Additionally, artists, scholars, presenters and funders could share the wisdom of their varying positions if there were forums for discussion.  In order to “brainstorm” ways to broaden our audience or reduce our impact, we need to learn to put aside our “primary identities” in order to focus on a specific issue.

3)  The fear of scarcity

Often times, a presenter contract precludes an artist from accepting any other nearby performance.  This makes sense using traditional “dilution of the market” thinking.  If a presenter assumes that the same 100 people are on every arts mailing list in town and they want those 100 people in their theatre, rather than someone else’s.  In a sense, however, it’s scarcity thinking that has gotten us into our current environmental mess.  If you’re the oil supplier (the artist) you want to market to as many distributors (theatres) as possible.  If you’re the distributor, you want to limit the number of distributors with whom you’re in competition for the buyer at the gas pump (audience member).  And in a culture where press is purchased (via a publicist or “professional” materials) rather than prompted by the public, this equation becomes all the more compelling.  For some presenters, cooperation is mission-driven.  This can seem like extra work, but even if that’s not a barrier some find it hard to do so because of this model – and because this scenario is further complicated by the failure of “the public” to support the arts. Unless the art is popular music – and even then – it’s difficult for artists to make a living from ticket sales and nearly impossible to keep a venue open if creative work is the only thing for sale.

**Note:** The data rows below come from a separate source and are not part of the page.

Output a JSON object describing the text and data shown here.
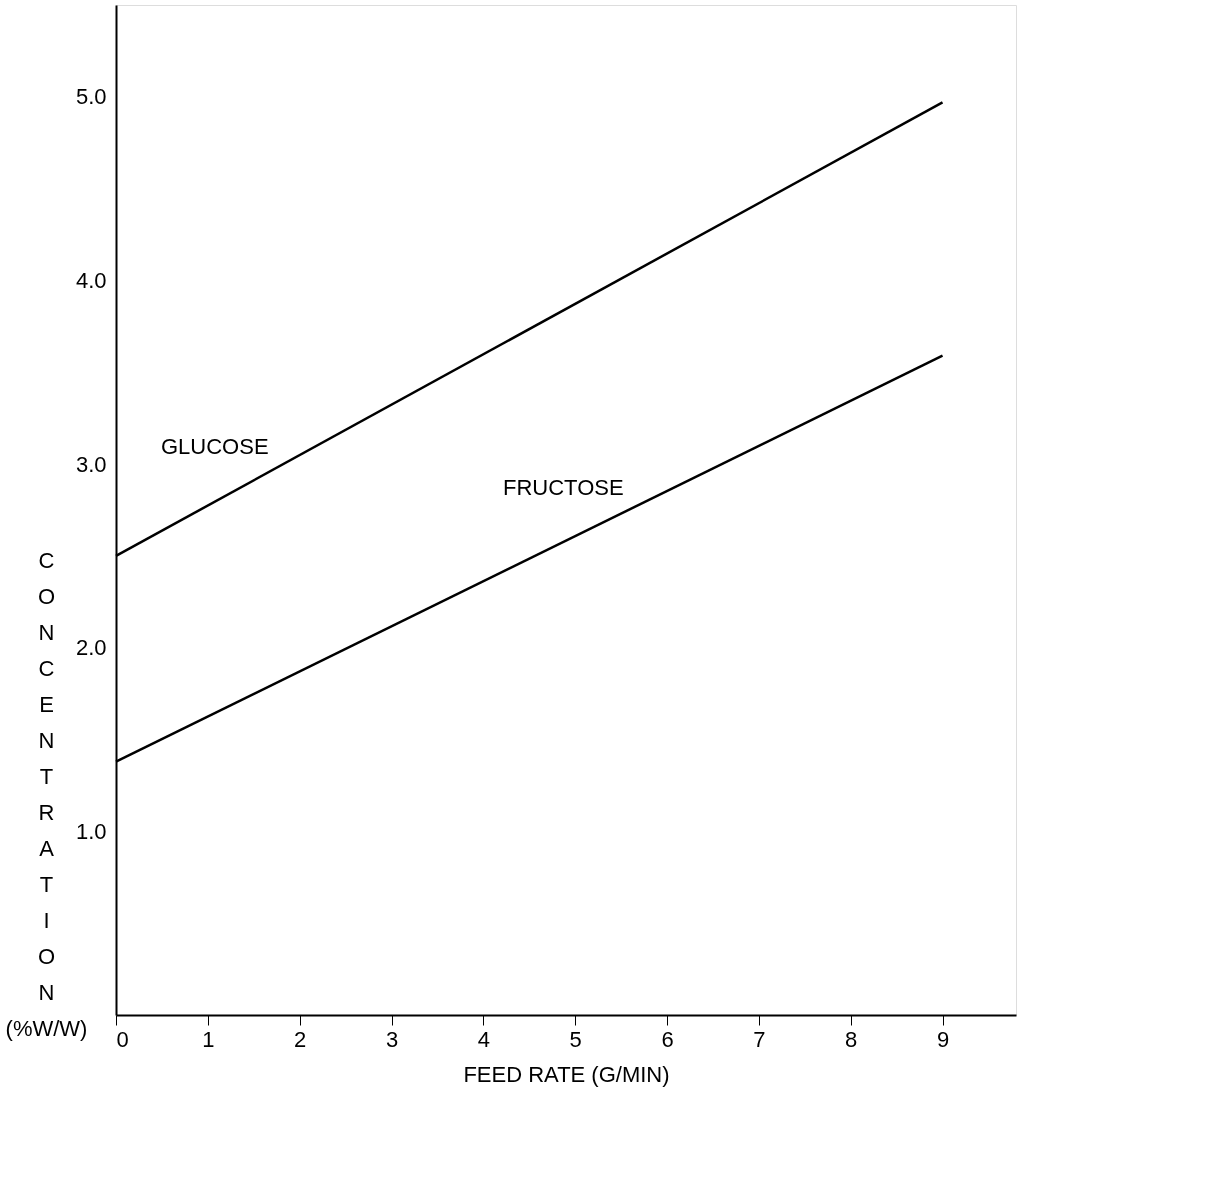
{
  "chart_data": {
    "type": "line",
    "xlabel": "FEED RATE (G/MIN)",
    "ylabel": "CONCENTRATION (%W/W)",
    "x": [
      0,
      9
    ],
    "series": [
      {
        "name": "GLUCOSE",
        "color": "#000000",
        "values": [
          2.5,
          4.97
        ]
      },
      {
        "name": "FRUCTOSE",
        "color": "#000000",
        "values": [
          1.38,
          3.59
        ]
      }
    ],
    "xlim": [
      0,
      9.8
    ],
    "ylim": [
      0,
      5.5
    ],
    "xticks": [
      0,
      1,
      2,
      3,
      4,
      5,
      6,
      7,
      8,
      9
    ],
    "yticks": [
      {
        "value": 1,
        "label": "1.0"
      },
      {
        "value": 2,
        "label": "2.0"
      },
      {
        "value": 3,
        "label": "3.0"
      },
      {
        "value": 4,
        "label": "4.0"
      },
      {
        "value": 5,
        "label": "5.0"
      }
    ],
    "grid": false,
    "marker": "none",
    "line_style": "solid"
  }
}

Perhaps I’ve been befuddled by this scarcity model because my work enjoys a few different audiences which don’t always overlap. This may be true for others too. What if the artist were a tool for growing the audience?  For example, with literary and spoken word audiences, my work is poetry and literary story-telling.  For theatre audiences, it’s solo performance art.  For colleges and universities it’s engaging “lecture” on sociological themes.  And for participatory arts groups, I offer empowering workshop and coursework.  My best visits to a city involve multiple appearances in which the different audiences of these events can come together in venues they don’t normally patronize. It’s been true that the final few engagements in a city benefit most from this “audience-building” but in a sense, all of the presenters benefit from the greater exposure, even if it wasn’t for my show.   (Incidentally, this potential is often devalued and underutilized by presenters.  Having multiple identities, multiple specialties is seen as a failure to “brand” oneself.  And this goes counter to the norms of professional identity outlined above!)

Scarcity thinking is frightening on a number of levels.  Presenters compete with one another for funding and artists often guard their contacts and strategies from other artists.  I started offering something called “Minding the Artists’ Business” as an add-on workshop when I’m mentoring other artists and I’ve been surprised at how grateful the newbies are and how shocked some of my peers have been that I would “give away” my resources that way.  Whenever we isolate ourselves and our talents, we all lose – and so does the environment.  Just as we’re going to have to give up some of the personal space of driving alone in a private car, we’re also going to have to get to know one another a little better artistically and professionally if we’re all going to thrive.

Audiences for live performance need to grow – and they can – if we figure out how to work together and reduce our environmental impact.  Stop making the arts into “an industry” with professionalized roles that are so rigid we can’t respond well to change, and start seeing the appreciation of creativity as our birthright.  By focusing on creating greener theatre touring practices, we may well solve a variety of other problems too – and invigorate the American arts audience.  However, we can’t do that if we hold onto our rigid identities as presenters, consumers, artists, funders, scholars and audiences.  I’m excited to be in the conversation at this point in time.  Let me know if you’d like to keep talking about it.